Beginning Wednesday, October 16, visitors to the Center for History can view
reproductions of the Declaration of Independence, the Constitution, the
Emancipation Proclamation, manuscript letters from George Washington and
Fredrick Douglas, type-written speeches from FDR and Martin Luther King, Jr. and
more. The Center for History hosts
traveling exhibits from the Indiana Historical Society three times each year.
The exhibit is at the Center for a limited time:
The last day for viewing is Tuesday, November 19.
Freedom: A History of US
is composed of 48 freestanding panels and divided into six thematic sections,
including: The Founding Era, Young
Republic, The Nation Dividing: The
Firebell in the Night, The Union Threatened, The Union Preserved, Emancipation
and Epilogue.
Freedom
documents and illustrates the importance of people and events that trace the
evolving principle of freedom from the nation’s founding until 1968.
The exhibition features personal letters, documents and broadsides from
the Gilder Lehrman Collection, previously unavailable to the public, and invites
visitors to read the words and see the images of men and women who arrived in
this land by choice or in chain and forged the nation.
Among the highlights of the panel exhibit are a rare 1776 printing of the
Declaration of Independence, a secretly printed draft and official copy of the
US Constitution, Lincoln’s handwritten notes of speeches and letters by leading
figures such as Frederick Douglas, Susan B. Anthony and others.
With generous support from GE, six traveling
Freedom exhibits toured to 20 US
cities in 2003. After the tour
ended, the Indiana Historical Society was chosen as the permanent home for one
of the traveling exhibitions.

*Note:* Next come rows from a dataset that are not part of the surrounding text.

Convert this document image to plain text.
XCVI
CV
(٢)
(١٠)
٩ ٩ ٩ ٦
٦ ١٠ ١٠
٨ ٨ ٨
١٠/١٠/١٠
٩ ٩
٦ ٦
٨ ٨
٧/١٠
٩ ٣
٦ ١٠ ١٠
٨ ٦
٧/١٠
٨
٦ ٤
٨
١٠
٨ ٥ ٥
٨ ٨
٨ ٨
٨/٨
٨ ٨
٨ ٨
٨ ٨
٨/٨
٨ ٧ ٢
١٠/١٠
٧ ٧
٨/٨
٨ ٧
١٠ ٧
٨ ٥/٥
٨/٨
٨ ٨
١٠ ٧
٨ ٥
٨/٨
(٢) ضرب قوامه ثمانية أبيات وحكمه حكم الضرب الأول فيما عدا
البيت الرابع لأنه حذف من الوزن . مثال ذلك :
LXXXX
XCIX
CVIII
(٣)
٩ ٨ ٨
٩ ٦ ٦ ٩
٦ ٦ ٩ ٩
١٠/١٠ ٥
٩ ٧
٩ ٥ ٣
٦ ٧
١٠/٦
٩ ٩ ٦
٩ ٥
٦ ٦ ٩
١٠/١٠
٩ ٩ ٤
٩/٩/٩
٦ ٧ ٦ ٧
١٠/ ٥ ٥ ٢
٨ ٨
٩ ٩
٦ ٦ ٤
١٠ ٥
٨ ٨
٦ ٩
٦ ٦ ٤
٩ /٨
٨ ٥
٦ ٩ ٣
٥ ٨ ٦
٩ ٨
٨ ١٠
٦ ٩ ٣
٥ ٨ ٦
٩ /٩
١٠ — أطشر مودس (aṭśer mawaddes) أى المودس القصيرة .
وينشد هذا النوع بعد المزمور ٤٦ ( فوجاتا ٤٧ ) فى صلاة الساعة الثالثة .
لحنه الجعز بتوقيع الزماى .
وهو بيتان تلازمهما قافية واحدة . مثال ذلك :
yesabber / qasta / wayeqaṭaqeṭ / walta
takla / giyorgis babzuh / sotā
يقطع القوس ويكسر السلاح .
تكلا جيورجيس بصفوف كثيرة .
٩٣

The
Society was able to extend the use of the exhibit by adding it to the IHS
Traveling Exhibition Program, offering smaller historical societies and museums
in Indiana communities the chance to showcase the exhibit.
The North Manchester Historical Society operates in a town of fewer than 6,000,
but generates the interest and volunteer support to operate the Center for
History and Thomas Marshall House museums, provide dinner/lecture programs
attended by over 100 people each month, publish a quarterly newsletter, host
semi-annual tours to places of historic interest, and actively participate in
historic preservation efforts and local community events.
It cares for a collection that has grown from 2,200 to over 25,000
artifacts in the past 12 years. Its
website is www.nmanchesterhistory.org.
Since 1830, the Indiana Historical Society has been Indiana’s Storyteller ™, connecting people to the past by collecting, preserving, interpreting and disseminating the state’s history. A private, nonprofit membership organization, IHS maintains the nation’s premier research library and archives on the history of Indiana and the Old Northwest. IHS also provides support and assistance to local museums and historical groups, publishes books and periodicals; sponsors teacher workshops; and provides youth, adult and family programming.